Because it really is LOS.
And we drive the receivers way down toward the noise floor with pre-amplification carefully balanced with filtering.
But. Frankly. They usually sound like crap and it gets old. Even a decent quarter wave rubber duck makes a huge difference in their signal quality by bringing things up just a couple of dB at the receiver site.
Nothing worse than having to tell someone new and excited about the hobby that their $30 HT from China just sounds like crap. Audio chain wise (on many of them) and RF signal strength wise... not to mention the ones that sneak out of the factory with their deviation set all wrong.
And mobile... ugh. Reflections, picket fencing in and out of the squelch threshold, in and out of terrain holes. Just sounds like crap.
We try, but when the mountain range the repeaters sit on is 25 miles away from the geographic center of town, there’s just not a lot we can do without multiple receiver sites. And that’s wonderful but a whole different engineering game and price tag on the repeater side of things.

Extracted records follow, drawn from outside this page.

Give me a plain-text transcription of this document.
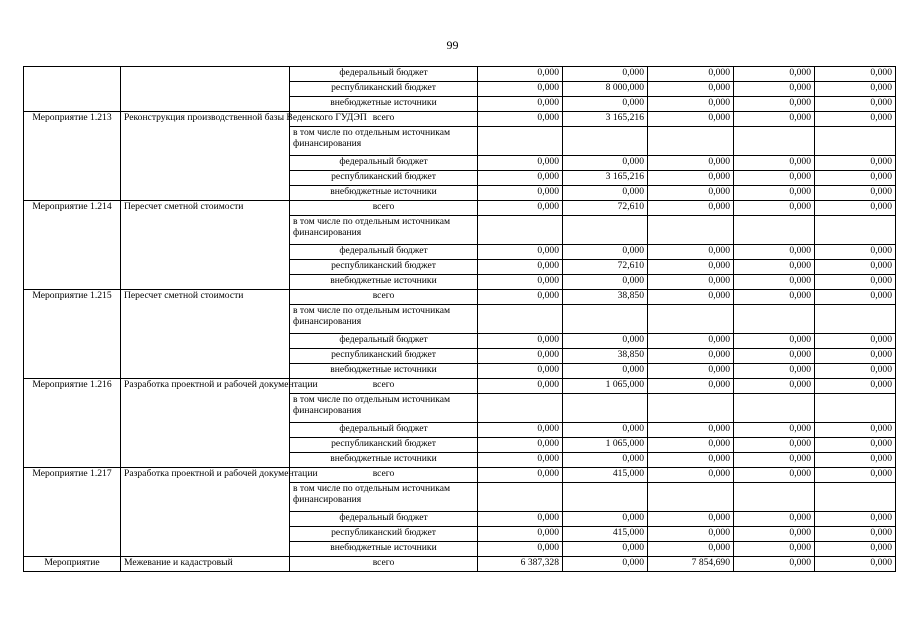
99
		федеральный бюджет	0,000	0,000	0,000	0,000	0,000
		республиканский бюджет	0,000	8 000,000	0,000	0,000	0,000
		внебюджетные источники	0,000	0,000	0,000	0,000	0,000
Мероприятие 1.213	Реконструкция производственной базы Веденского ГУДЭП	всего	0,000	3 165,216	0,000	0,000	0,000
		в том числе по отдельным источникам финансирования					
		федеральный бюджет	0,000	0,000	0,000	0,000	0,000
		республиканский бюджет	0,000	3 165,216	0,000	0,000	0,000
		внебюджетные источники	0,000	0,000	0,000	0,000	0,000
Мероприятие 1.214	Пересчет сметной стоимости	всего	0,000	72,610	0,000	0,000	0,000
		в том числе по отдельным источникам финансирования					
		федеральный бюджет	0,000	0,000	0,000	0,000	0,000
		республиканский бюджет	0,000	72,610	0,000	0,000	0,000
		внебюджетные источники	0,000	0,000	0,000	0,000	0,000
Мероприятие 1.215	Пересчет сметной стоимости	всего	0,000	38,850	0,000	0,000	0,000
		в том числе по отдельным источникам финансирования					
		федеральный бюджет	0,000	0,000	0,000	0,000	0,000
		республиканский бюджет	0,000	38,850	0,000	0,000	0,000
		внебюджетные источники	0,000	0,000	0,000	0,000	0,000
Мероприятие 1.216	Разработка проектной и рабочей документации	всего	0,000	1 065,000	0,000	0,000	0,000
		в том числе по отдельным источникам финансирования					
		федеральный бюджет	0,000	0,000	0,000	0,000	0,000
		республиканский бюджет	0,000	1 065,000	0,000	0,000	0,000
		внебюджетные источники	0,000	0,000	0,000	0,000	0,000
Мероприятие 1.217	Разработка проектной и рабочей документации	всего	0,000	415,000	0,000	0,000	0,000
		в том числе по отдельным источникам финансирования					
		федеральный бюджет	0,000	0,000	0,000	0,000	0,000
		республиканский бюджет	0,000	415,000	0,000	0,000	0,000
		внебюджетные источники	0,000	0,000	0,000	0,000	0,000
Мероприятие	Межевание и кадастровый	всего	6 387,328	0,000	7 854,690	0,000	0,000
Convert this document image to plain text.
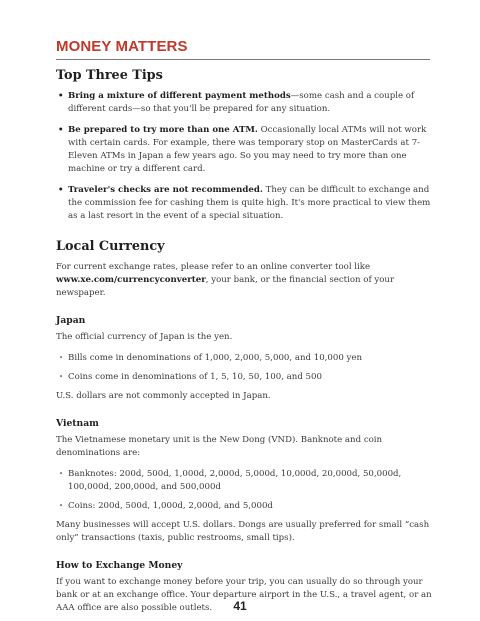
MONEY MATTERS
Top Three Tips
• Bring a mixture of different payment methods—some cash and a couple of different cards—so that you'll be prepared for any situation.
• Be prepared to try more than one ATM. Occasionally local ATMs will not work with certain cards. For example, there was temporary stop on MasterCards at 7-Eleven ATMs in Japan a few years ago. So you may need to try more than one machine or try a different card.
• Traveler's checks are not recommended. They can be difficult to exchange and the commission fee for cashing them is quite high. It's more practical to view them as a last resort in the event of a special situation.
Local Currency

For current exchange rates, please refer to an online converter tool like www.xe.com/currencyconverter, your bank, or the financial section of your newspaper.

Japan

The official currency of Japan is the yen.

• Bills come in denominations of 1,000, 2,000, 5,000, and 10,000 yen
• Coins come in denominations of 1, 5, 10, 50, 100, and 500

U.S. dollars are not commonly accepted in Japan.

Vietnam

The Vietnamese monetary unit is the New Dong (VND). Banknote and coin denominations are:

• Banknotes: 200d, 500d, 1,000d, 2,000d, 5,000d, 10,000d, 20,000d, 50,000d, 100,000d, 200,000d, and 500,000d
• Coins: 200d, 500d, 1,000d, 2,000d, and 5,000d

Many businesses will accept U.S. dollars. Dongs are usually preferred for small “cash only” transactions (taxis, public restrooms, small tips).

How to Exchange Money

If you want to exchange money before your trip, you can usually do so through your bank or at an exchange office. Your departure airport in the U.S., a travel agent, or an AAA office are also possible outlets.	41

100 miles out, hill topping, with a real 50W radio and a properly installed high gain antenna is really common too. It’s gotten harder over the last couple of decades with the general site noise and city RF noise though.
One site is nearly 5000’ over average terrain and people are amazed when we tell them that after filtering and combiner losses on a shared DUAL 8-bay VHF dipole array, one TX, one RX, stacked vertically (yes, it’s over twenty feet tall at VHF on a tower leg) with a pattern favoring the direction toward the city, the repeaters average about 7W to the antenna, and can be heard 100 miles out. Everywhere.
By far my favorite site. But not cheap either. 11,440’ MSL and town is roughly 5,300-6,000 MSL. View is great from up there, too. Working up there all day can make people hypoxic and dehydration is a big deal.
Nothing beats altitude if you can get it.